The Griffith Observatory, located on the southern slope of Mount Hollywood and dedicated to observing the stars, is as much an icon as an institution of Los Angeles. This status has earned it memorable bit-parts in numerous local movies, for example: Nicholas Ray’s Rebel Without a Cause (1955), James Cameron’s Terminator (1984), and Wim Wenders’ The End of Violence (1997). In the last example, the observatory concealed the control room of a sinister surveillance system covering the whole city with innumerable cameras. In ‘real life’ the observatory is a popular attraction offering public telescopes, planetarium shows narrated by science-fiction stars and an impressive view of the city. The Griffith Observatory, the institution claims, ‘is woven from the same cloth as that of Los Angeles itself’.

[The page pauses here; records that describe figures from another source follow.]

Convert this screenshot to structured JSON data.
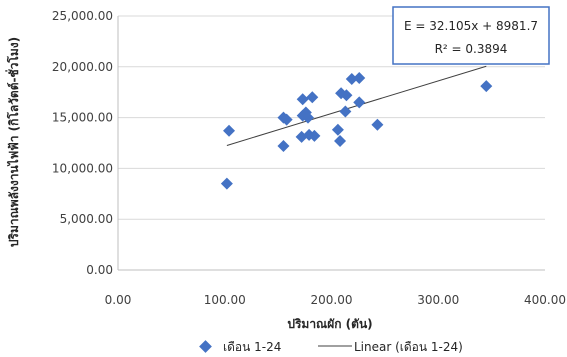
{
  "chart_data": {
    "type": "scatter",
    "xlabel": "ปริมาณผัก (ตัน)",
    "ylabel": "ปริมาณพลังงานไฟฟ้า (กิโลวัตต์-ชั่วโมง)",
    "xlim": [
      0,
      400
    ],
    "ylim": [
      0,
      25000
    ],
    "x_ticks": [
      "0.00",
      "100.00",
      "200.00",
      "300.00",
      "400.00"
    ],
    "y_ticks": [
      "0.00",
      "5,000.00",
      "10,000.00",
      "15,000.00",
      "20,000.00",
      "25,000.00"
    ],
    "grid": "horizontal",
    "series": [
      {
        "name": "เดือน 1-24",
        "color": "#4472c4",
        "marker": "diamond",
        "points": [
          {
            "x": 102,
            "y": 8500
          },
          {
            "x": 104,
            "y": 13700
          },
          {
            "x": 155,
            "y": 12200
          },
          {
            "x": 155,
            "y": 15000
          },
          {
            "x": 158,
            "y": 14800
          },
          {
            "x": 172,
            "y": 13100
          },
          {
            "x": 173,
            "y": 16800
          },
          {
            "x": 173,
            "y": 15200
          },
          {
            "x": 176,
            "y": 15500
          },
          {
            "x": 178,
            "y": 15000
          },
          {
            "x": 179,
            "y": 13300
          },
          {
            "x": 182,
            "y": 17000
          },
          {
            "x": 184,
            "y": 13200
          },
          {
            "x": 206,
            "y": 13800
          },
          {
            "x": 208,
            "y": 12700
          },
          {
            "x": 209,
            "y": 17400
          },
          {
            "x": 213,
            "y": 15600
          },
          {
            "x": 214,
            "y": 17200
          },
          {
            "x": 219,
            "y": 18800
          },
          {
            "x": 226,
            "y": 18900
          },
          {
            "x": 226,
            "y": 16500
          },
          {
            "x": 243,
            "y": 14300
          },
          {
            "x": 345,
            "y": 18100
          }
        ]
      }
    ],
    "trendline": {
      "name": "Linear (เดือน 1-24)",
      "slope": 32.105,
      "intercept": 8981.7,
      "x_range": [
        102,
        345
      ],
      "color": "#404040"
    },
    "annotation": {
      "equation": "E = 32.105x + 8981.7",
      "r_squared": "R² = 0.3894"
    },
    "legend": {
      "position": "bottom",
      "series_label": "เดือน 1-24",
      "trend_label": "Linear (เดือน 1-24)"
    }
  }
}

Such a site, where enlightened dreams of higher knowledge and popular education converge with sensational entertainment and simulation, bound together by the technological apparatus of the telescopes and planetarium projectors and by the symbolic apparatus of architecture — such a site is the complex where Auerbach starts out. Using confusion as a method, Auerbach proposes an expedition among, as he puts it, ‘the stand-ins for stand-ins for knowledge and experience. I would turn an astronomical gaze on the city and render the sky a hazy abyss. This at least, is how I imagine the fieldwork.’
In short, Auerbach proposes to interrogate the observatory and use its vantage point for what it has to say about the city of Los Angeles, rather than the sky above.